Being brand new to the Texas environment, culture, and heat I’ve been at awe with the beauty of the natural world. It’s far different from my quiet mountains in Vermont or the the calm Long Island Sound. The Texas landscape is vast, diverse, and quiet.
You can often find me hiking, or climbing trees, but one outdoor activity I had never considered trying until now was birding. I actually thought I was quite terrified of birds, up close and from afar, I never gave them a second look and as many times as I have wandered through the woods, I never really took the time to listen to the birds, to seek out their figures in the branches of my favorite trees that I undoubtedly had swung from. That is, until, today, when I experienced my first birding venture.
I had travelled down to the coast of Texas for a meeting and on my way back, a co-worker of mine decided to show me what it meant to “bird”. I had heard the term before but I didn’t quite understand what it entailed. It sounded to me, that “birding” could be a competitive activity, but how could you win, wasn’t it just about looking?

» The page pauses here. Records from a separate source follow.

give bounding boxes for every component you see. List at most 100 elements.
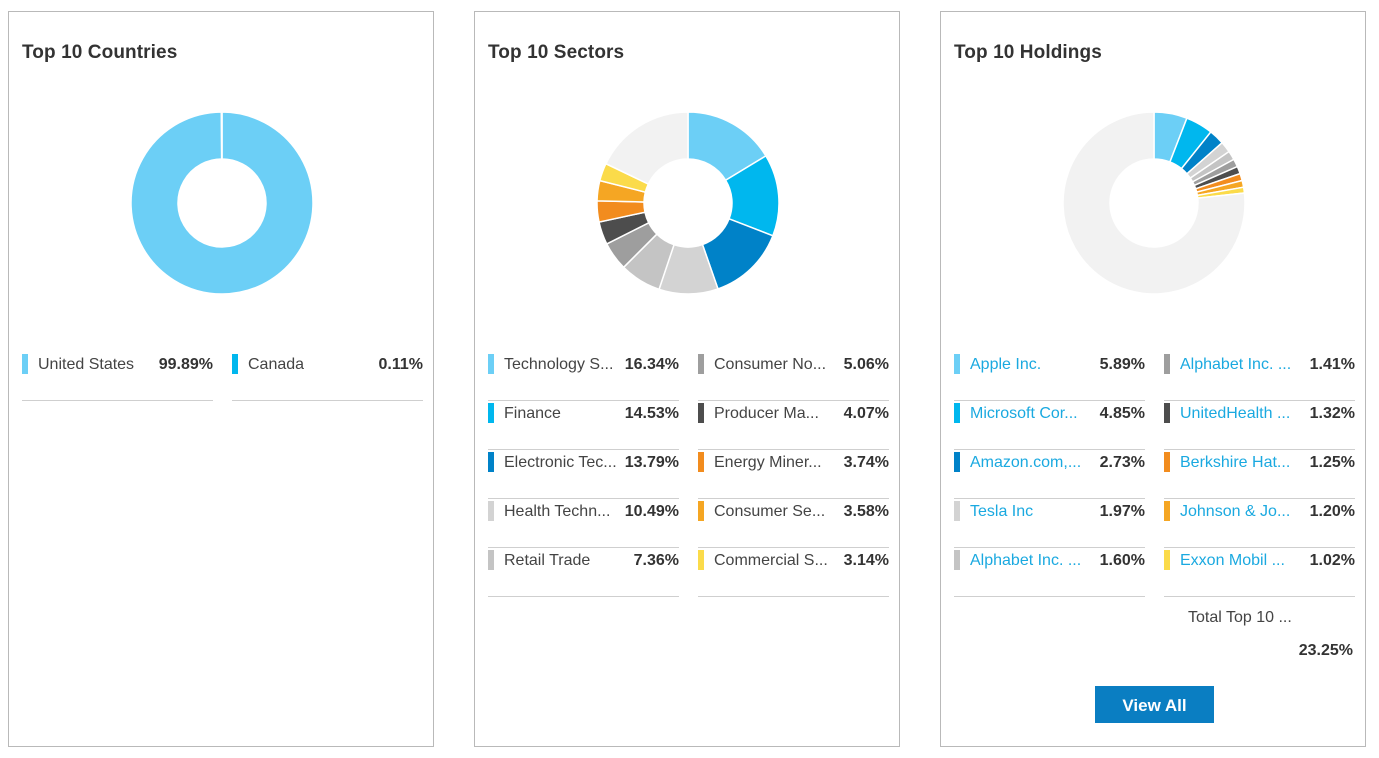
legend-item: Consumer Se... 3.58% xyxy=(698,499,889,548)
legend-swatch xyxy=(488,452,494,472)
country-slice xyxy=(130,111,314,295)
legend-item: Electronic Tec... 13.79% xyxy=(488,450,679,499)
legend-label[interactable]: Microsoft Cor... xyxy=(970,405,1078,422)
legend-value: 10.49% xyxy=(624,503,679,520)
card-title: Top 10 Sectors xyxy=(488,42,625,63)
holding-slice-other xyxy=(1062,111,1246,295)
legend-swatch xyxy=(488,403,494,423)
legend-label: Consumer No... xyxy=(714,356,827,373)
legend-swatch xyxy=(1164,501,1170,521)
legend-value: 3.74% xyxy=(843,454,889,471)
legend-label[interactable]: Johnson & Jo... xyxy=(1180,503,1291,520)
legend-swatch xyxy=(954,354,960,374)
legend-value: 1.20% xyxy=(1309,503,1355,520)
card-title: Top 10 Countries xyxy=(22,42,178,63)
legend-label[interactable]: Alphabet Inc. ... xyxy=(970,552,1082,569)
legend-item[interactable]: Alphabet Inc. ... 1.41% xyxy=(1164,352,1355,401)
legend-label[interactable]: UnitedHealth ... xyxy=(1180,405,1291,422)
legend-value: 16.34% xyxy=(624,356,679,373)
legend-label: Health Techn... xyxy=(504,503,611,520)
legend-label: Consumer Se... xyxy=(714,503,826,520)
countries-card: Top 10 Countries United States 99.89% Cana… xyxy=(8,11,434,747)
legend-value: 1.97% xyxy=(1099,503,1145,520)
legend-value: 4.85% xyxy=(1099,405,1145,422)
legend-label[interactable]: Apple Inc. xyxy=(970,356,1042,373)
legend-item[interactable]: Apple Inc. 5.89% xyxy=(954,352,1145,401)
legend-label: Technology S... xyxy=(504,356,614,373)
legend-label[interactable]: Amazon.com,... xyxy=(970,454,1082,471)
legend-item[interactable]: Johnson & Jo... 1.20% xyxy=(1164,499,1355,548)
legend-value: 1.25% xyxy=(1309,454,1355,471)
legend-value: 5.89% xyxy=(1099,356,1145,373)
legend-item: Health Techn... 10.49% xyxy=(488,499,679,548)
legend-item[interactable]: UnitedHealth ... 1.32% xyxy=(1164,401,1355,450)
sectors-donut-chart xyxy=(475,12,901,342)
legend-item: Producer Ma... 4.07% xyxy=(698,401,889,450)
legend-swatch xyxy=(954,501,960,521)
legend-swatch xyxy=(954,403,960,423)
legend-item: Consumer No... 5.06% xyxy=(698,352,889,401)
legend-swatch xyxy=(698,354,704,374)
legend-label: Commercial S... xyxy=(714,552,828,569)
total-top10-value: 23.25% xyxy=(1298,642,1353,659)
legend-value: 99.89% xyxy=(158,356,213,373)
legend-value: 1.32% xyxy=(1309,405,1355,422)
legend-column: Alphabet Inc. ... 1.41% UnitedHealth ... 1.… xyxy=(1164,352,1355,597)
sectors-card: Top 10 Sectors Technology S... 16.34% Fina… xyxy=(474,11,900,747)
legend-value: 1.41% xyxy=(1309,356,1355,373)
legend-swatch xyxy=(954,452,960,472)
legend-swatch xyxy=(1164,354,1170,374)
legend-label[interactable]: Exxon Mobil ... xyxy=(1180,552,1285,569)
legend-swatch xyxy=(1164,452,1170,472)
legend-item[interactable]: Microsoft Cor... 4.85% xyxy=(954,401,1145,450)
legend-item[interactable]: Exxon Mobil ... 1.02% xyxy=(1164,548,1355,597)
legend-value: 5.06% xyxy=(843,356,889,373)
legend-value: 4.07% xyxy=(843,405,889,422)
legend-swatch xyxy=(1164,550,1170,570)
holdings-card: Top 10 Holdings Apple Inc. 5.89% Microsoft… xyxy=(940,11,1366,747)
legend-label: United States xyxy=(38,356,135,373)
legend-label: Producer Ma... xyxy=(714,405,819,422)
sector-slice-other xyxy=(604,111,689,186)
legend-column: Technology S... 16.34% Finance 14.53% Electr… xyxy=(488,352,679,597)
legend-swatch xyxy=(488,501,494,521)
legend-label: Canada xyxy=(248,356,305,373)
legend-column: Consumer No... 5.06% Producer Ma... 4.07% En… xyxy=(698,352,889,597)
legend-swatch xyxy=(954,550,960,570)
legend-item: United States 99.89% xyxy=(22,352,213,401)
view-all-button[interactable]: View All xyxy=(1095,686,1214,723)
legend-item: Technology S... 16.34% xyxy=(488,352,679,401)
legend-label[interactable]: Tesla Inc xyxy=(970,503,1034,520)
legend-swatch xyxy=(698,452,704,472)
legend-item[interactable]: Berkshire Hat... 1.25% xyxy=(1164,450,1355,499)
legend-column: Apple Inc. 5.89% Microsoft Cor... 4.85% Amaz… xyxy=(954,352,1145,597)
legend-item: Retail Trade 7.36% xyxy=(488,548,679,597)
total-top10-label: Total Top 10 ... xyxy=(1188,609,1292,626)
legend-item: Commercial S... 3.14% xyxy=(698,548,889,597)
legend-label: Finance xyxy=(504,405,561,422)
countries-donut-chart xyxy=(9,12,435,342)
legend-value: 1.02% xyxy=(1309,552,1355,569)
legend-swatch xyxy=(698,501,704,521)
legend-swatch xyxy=(488,550,494,570)
legend-label[interactable]: Alphabet Inc. ... xyxy=(1180,356,1292,373)
legend-value: 14.53% xyxy=(624,405,679,422)
legend-value: 13.79% xyxy=(624,454,679,471)
legend-item: Canada 0.11% xyxy=(232,352,423,401)
country-slice xyxy=(220,111,223,160)
legend-label: Energy Miner... xyxy=(714,454,822,471)
legend-column: United States 99.89% xyxy=(22,352,213,401)
legend-label[interactable]: Berkshire Hat... xyxy=(1180,454,1291,471)
legend-value: 7.36% xyxy=(633,552,679,569)
legend-label: Retail Trade xyxy=(504,552,591,569)
legend-item[interactable]: Amazon.com,... 2.73% xyxy=(954,450,1145,499)
legend-column: Canada 0.11% xyxy=(232,352,423,401)
legend-value: 2.73% xyxy=(1099,454,1145,471)
legend-swatch xyxy=(488,354,494,374)
legend-value: 0.11% xyxy=(378,356,423,373)
legend-item[interactable]: Tesla Inc 1.97% xyxy=(954,499,1145,548)
holdings-donut-chart xyxy=(941,12,1367,342)
legend-label: Electronic Tec... xyxy=(504,454,617,471)
legend-item[interactable]: Alphabet Inc. ... 1.60% xyxy=(954,548,1145,597)
legend-swatch xyxy=(698,550,704,570)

These thoughts that I had been having succeeded in proving how much I still had to learn about the wilderness. I could tell you about trees, and dirt, and rocks. I could tell you about the basic forest animal and what to do it you ran into a bear on the trail. What I couldn’t tell you was anything significant about the native birds in the region that I grew up in. I couldn’t tell you where the birds migrated to and from. My lack of bird knowledge was actually quite embarrassing.
Never the less, I took this as a challenge, to embrace the birding experience and figure out just what made it so unique.
What I discovered may not be what you would expect. My first time birding, I didn’t just learn about native Texas birds. I learned about the art of birding, the behavior behind it, and why so many people were drawn to it.
Birding, I figured out, meant slowing things down. As I walked along the designated trail I followed suit, walking heel to toe, each step deliberate in making as little sound as possible. The binoculars I was borrowing, hung around my neck and clunked against my chest, so I cradled them in my arms. I watched my co-worker as she listened for the bird calls, stopping when she spotted a bird, deep in the branches, that even with my binoculars I had trouble finding. We would stop, lift our heads, and stare for only a few minutes, my co-worker snapping photos, while my eyes darted back and forth, scanning the branches for any kind of movement. Many of the times we stopped, I’d hear the camera click its’ shutter faster than I could lift the binoculars to my face and adjust the lenses.
While I was birding, it was as if I was going by a different clock entirely. My movements felt fast, the snap of the camera, the flitting of a birds wings, the jostling of branches, all happening within seconds. But in reality, time slowed down. I was in slow motion, walking and quietly talking, waiting for the next bird to make its appearance.
And that’s why I became so fascinated with birding. Birding in Texas as it is anywhere I’m sure, is a time to slow down your pace, to look closely at your natural surroundings and simply enjoy what you find. We weren’t hunting the birds, or trying to catch them, we were simply there to watch and to learn. Following a bird’s movements, listening to its call, can teach you patience and persistence, reverence and responsibility. Birds are our indicator species. They are aware of the suffering of our natural systems. When they begin to struggle so shall we. Therefore, after I realized how important birds are to our ecosystem, I also realized my responsibility to protect them, as I would protect myself.
Paying attention to and caring for our birds I think will prove to be beneficial to us all and so I now challenge myself to pay a little but more attention to the sounds of the world around me each time I step outside and I hope that it never goes quiet.